Obama Thrills on the Hill

By Jonathan Weisman and Ben Pershing


Sen. Barack Obama held his first meeting with House Democrats since clinching the Democratic presidential primaries, huddling in the ornate Cannon caucus room with lawmakers to coordinate policy messages.

House members who were deeply divided during the primary season greeted Obama with warm, sustained applause. Then they pushed him on their own platform of increased infrastructure funding, a new round of flood relief and a second stimulus package aimed at jobs creation. Those priorities meshed well with Obama's, as the senator shifts from last week's foreign policy push overseas to a renewed focus on the economy.

House Democratic Caucus Chairman Rahm Emanuel (D-Ill.) said he was looking forward to the day when the occupant of the White House would sign a stem cell research bill into law, give 10 million additional children health care coverage under the Children's Health Insurance Program, and end the war in Iraq.

But Democratic aides said the loudest applause came when Obama discussed his trip through the Middle East, Afghanistan and Europe, and Democratic leaders hailed a new era when American leadership is respected abroad. House Speaker Nancy Pelosi (D-Calif.) alluded to that after the meeting when she spoke of "America's leadership role in the world," and implored Obama to "take our country in a new direction."

"We are in an historic time and every member of Congress recognizes what an extraordinarily challenge and what an extraordinary opportunity this election represents," Obama said, flanked by the entire House Democratic leadership.

He added, "Democrats are not for a bigger government but for a responsive, efficient and honest government that is listening to the voices of the American people."

He pledged to work with congressional Democrats and "like-minded Republicans" to govern after the election.

"This is one of those moments when big change can happen, but only if we seize that moment," Obama said, before rushing off for a flight to Missouri.

During the hour-long session, according to people in the room, Obama emphasized his plan to reach out to congressional Democrats, both during his campaign and his presumptive administration.

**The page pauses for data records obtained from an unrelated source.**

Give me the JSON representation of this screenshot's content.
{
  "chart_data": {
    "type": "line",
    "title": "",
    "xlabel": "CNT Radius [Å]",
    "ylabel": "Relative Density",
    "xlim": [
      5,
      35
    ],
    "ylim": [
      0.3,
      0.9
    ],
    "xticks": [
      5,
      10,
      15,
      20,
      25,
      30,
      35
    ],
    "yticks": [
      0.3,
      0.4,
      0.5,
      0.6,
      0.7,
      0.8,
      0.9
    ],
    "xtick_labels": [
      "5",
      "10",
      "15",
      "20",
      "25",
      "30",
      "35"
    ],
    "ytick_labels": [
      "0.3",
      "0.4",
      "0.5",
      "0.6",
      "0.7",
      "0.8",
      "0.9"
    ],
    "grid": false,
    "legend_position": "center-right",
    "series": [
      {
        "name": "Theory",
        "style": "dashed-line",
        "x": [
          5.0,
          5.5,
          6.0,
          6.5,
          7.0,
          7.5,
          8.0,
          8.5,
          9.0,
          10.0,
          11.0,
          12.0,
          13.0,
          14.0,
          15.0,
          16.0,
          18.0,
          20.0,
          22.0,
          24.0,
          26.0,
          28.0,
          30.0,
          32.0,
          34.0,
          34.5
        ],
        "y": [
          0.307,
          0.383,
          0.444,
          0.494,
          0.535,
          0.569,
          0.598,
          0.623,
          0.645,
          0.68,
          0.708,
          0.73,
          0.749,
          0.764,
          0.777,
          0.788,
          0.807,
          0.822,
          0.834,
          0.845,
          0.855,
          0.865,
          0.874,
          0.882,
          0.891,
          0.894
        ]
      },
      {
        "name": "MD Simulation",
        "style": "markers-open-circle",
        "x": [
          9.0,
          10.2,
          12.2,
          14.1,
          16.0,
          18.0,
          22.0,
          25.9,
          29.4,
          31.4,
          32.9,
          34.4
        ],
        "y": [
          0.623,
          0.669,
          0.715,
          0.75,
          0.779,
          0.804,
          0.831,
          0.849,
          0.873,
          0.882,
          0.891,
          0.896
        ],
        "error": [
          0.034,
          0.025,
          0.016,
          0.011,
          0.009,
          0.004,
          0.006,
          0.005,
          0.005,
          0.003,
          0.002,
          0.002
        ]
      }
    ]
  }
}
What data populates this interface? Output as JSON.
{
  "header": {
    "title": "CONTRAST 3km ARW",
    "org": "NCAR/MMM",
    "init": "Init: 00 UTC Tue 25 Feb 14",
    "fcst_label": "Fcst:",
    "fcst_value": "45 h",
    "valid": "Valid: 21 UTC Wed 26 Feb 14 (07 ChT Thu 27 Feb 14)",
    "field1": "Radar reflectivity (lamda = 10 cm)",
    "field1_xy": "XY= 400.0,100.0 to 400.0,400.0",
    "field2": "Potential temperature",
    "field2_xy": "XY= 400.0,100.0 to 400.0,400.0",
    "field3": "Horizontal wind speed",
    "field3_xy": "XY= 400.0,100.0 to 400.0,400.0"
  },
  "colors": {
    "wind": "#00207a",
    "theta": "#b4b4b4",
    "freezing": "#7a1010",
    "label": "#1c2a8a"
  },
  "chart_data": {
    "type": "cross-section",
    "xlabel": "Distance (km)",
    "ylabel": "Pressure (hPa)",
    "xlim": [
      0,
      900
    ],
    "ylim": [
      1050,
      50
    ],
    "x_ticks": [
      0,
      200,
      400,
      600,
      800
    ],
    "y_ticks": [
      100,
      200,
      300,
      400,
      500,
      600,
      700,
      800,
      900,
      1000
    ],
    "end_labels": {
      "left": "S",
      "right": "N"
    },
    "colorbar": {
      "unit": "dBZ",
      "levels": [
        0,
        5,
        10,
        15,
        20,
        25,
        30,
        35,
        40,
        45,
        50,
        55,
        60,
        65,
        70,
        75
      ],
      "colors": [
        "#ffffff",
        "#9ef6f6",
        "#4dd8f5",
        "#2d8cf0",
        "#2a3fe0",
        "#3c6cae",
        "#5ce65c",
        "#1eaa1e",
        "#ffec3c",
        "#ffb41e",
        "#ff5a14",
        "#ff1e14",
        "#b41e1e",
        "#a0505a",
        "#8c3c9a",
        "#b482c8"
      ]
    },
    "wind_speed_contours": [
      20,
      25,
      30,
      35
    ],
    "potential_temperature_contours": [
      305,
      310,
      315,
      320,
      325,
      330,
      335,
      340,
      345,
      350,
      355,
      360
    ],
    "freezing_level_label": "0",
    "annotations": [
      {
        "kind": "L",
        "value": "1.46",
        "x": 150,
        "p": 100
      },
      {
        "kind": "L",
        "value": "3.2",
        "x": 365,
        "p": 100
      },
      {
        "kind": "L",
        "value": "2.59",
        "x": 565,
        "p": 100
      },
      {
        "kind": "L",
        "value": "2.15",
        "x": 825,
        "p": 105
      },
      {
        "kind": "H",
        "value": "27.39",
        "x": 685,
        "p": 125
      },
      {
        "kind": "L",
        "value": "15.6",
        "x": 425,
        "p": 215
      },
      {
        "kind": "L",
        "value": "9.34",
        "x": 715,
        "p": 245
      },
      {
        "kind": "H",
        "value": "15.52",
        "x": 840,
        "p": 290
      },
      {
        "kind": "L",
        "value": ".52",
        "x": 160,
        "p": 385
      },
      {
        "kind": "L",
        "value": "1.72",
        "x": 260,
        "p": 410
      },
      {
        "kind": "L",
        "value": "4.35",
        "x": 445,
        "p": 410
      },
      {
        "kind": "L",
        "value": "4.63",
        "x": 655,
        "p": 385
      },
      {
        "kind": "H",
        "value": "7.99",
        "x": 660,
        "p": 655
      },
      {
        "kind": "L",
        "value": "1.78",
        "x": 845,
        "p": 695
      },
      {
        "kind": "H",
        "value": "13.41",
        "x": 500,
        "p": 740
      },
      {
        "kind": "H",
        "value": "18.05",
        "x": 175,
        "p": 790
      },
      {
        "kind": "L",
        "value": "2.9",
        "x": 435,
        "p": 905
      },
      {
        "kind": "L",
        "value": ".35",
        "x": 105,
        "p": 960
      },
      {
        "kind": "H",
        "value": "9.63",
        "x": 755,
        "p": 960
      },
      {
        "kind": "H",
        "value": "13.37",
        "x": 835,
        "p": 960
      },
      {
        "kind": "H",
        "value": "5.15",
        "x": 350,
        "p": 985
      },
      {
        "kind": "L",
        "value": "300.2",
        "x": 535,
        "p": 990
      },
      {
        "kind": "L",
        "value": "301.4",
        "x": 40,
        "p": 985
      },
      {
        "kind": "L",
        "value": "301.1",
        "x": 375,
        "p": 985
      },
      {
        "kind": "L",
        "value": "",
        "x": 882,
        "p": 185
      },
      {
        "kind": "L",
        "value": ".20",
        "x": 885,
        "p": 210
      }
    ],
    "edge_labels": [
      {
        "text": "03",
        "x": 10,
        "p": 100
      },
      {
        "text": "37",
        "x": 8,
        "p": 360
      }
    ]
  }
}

Obama touched on subjects ranging from Iran and FISA to energy policy and Justice Department malfeasance.

Members described an upbeat session marked by calls for unity. The one note of discord came when Rep. Adam Schiff (D-Calif.) asked whether Obama planned to implement a "Team of Rivals" strategy in selecting his Cabinet. Specifically, Schiff asked whether Obama might keep Defense Secretary Robert Gates in his current post, prompting a chorus of boos and hisses from the assembled Democrats. Obama responded that he was focused on getting elected before he would consider such decisions.

Rep. Shelly Berkley (D-Nev.) said Rep. Howard Berman (D-Calif.) asked Obama about his stance on the current state of negotiations with Iran over its nuclear program. "If the Iranians don't accept a deal now because they think they're going to get a better deal from the next president, they're mistaken," Obama responded, according to Berkley.

"There were no surprises," said Rep. Gary Ackerman (D-N.Y.). Asked whether the subject of Obama's vice-presidential search came up, Ackerman said: "Are you kidding? There were 230 vice presidents in the room."

Obama was particularly pointed in discussing recent reports of partisanship and other malfeasance at the Justice Department. "He said his first order of business will be to direct his attorney general to find out what's gone wrong there," said Rep. Emanuel Cleaver (D-Mo.).

Rep. Patrick Kennedy (D-R.I.) said after the meeting that Obama reminded him of the last Democratic occupant of the White House. "It's very similar in manner to dealing with President Clinton. There isn't a thing that he can't answer, any question he can't just wow you with in terms of his answer," Kennedy said.

After a brief photo-op, Obama walked to the elevator with his arm around Speaker Nancy Pelosi (D-Calif.), the two of them smiling and laughing. Pelosi seemed to say her farewell as Obama entered an elevator, then after a moment's hesitation, jumped into the car with him just before the door closed.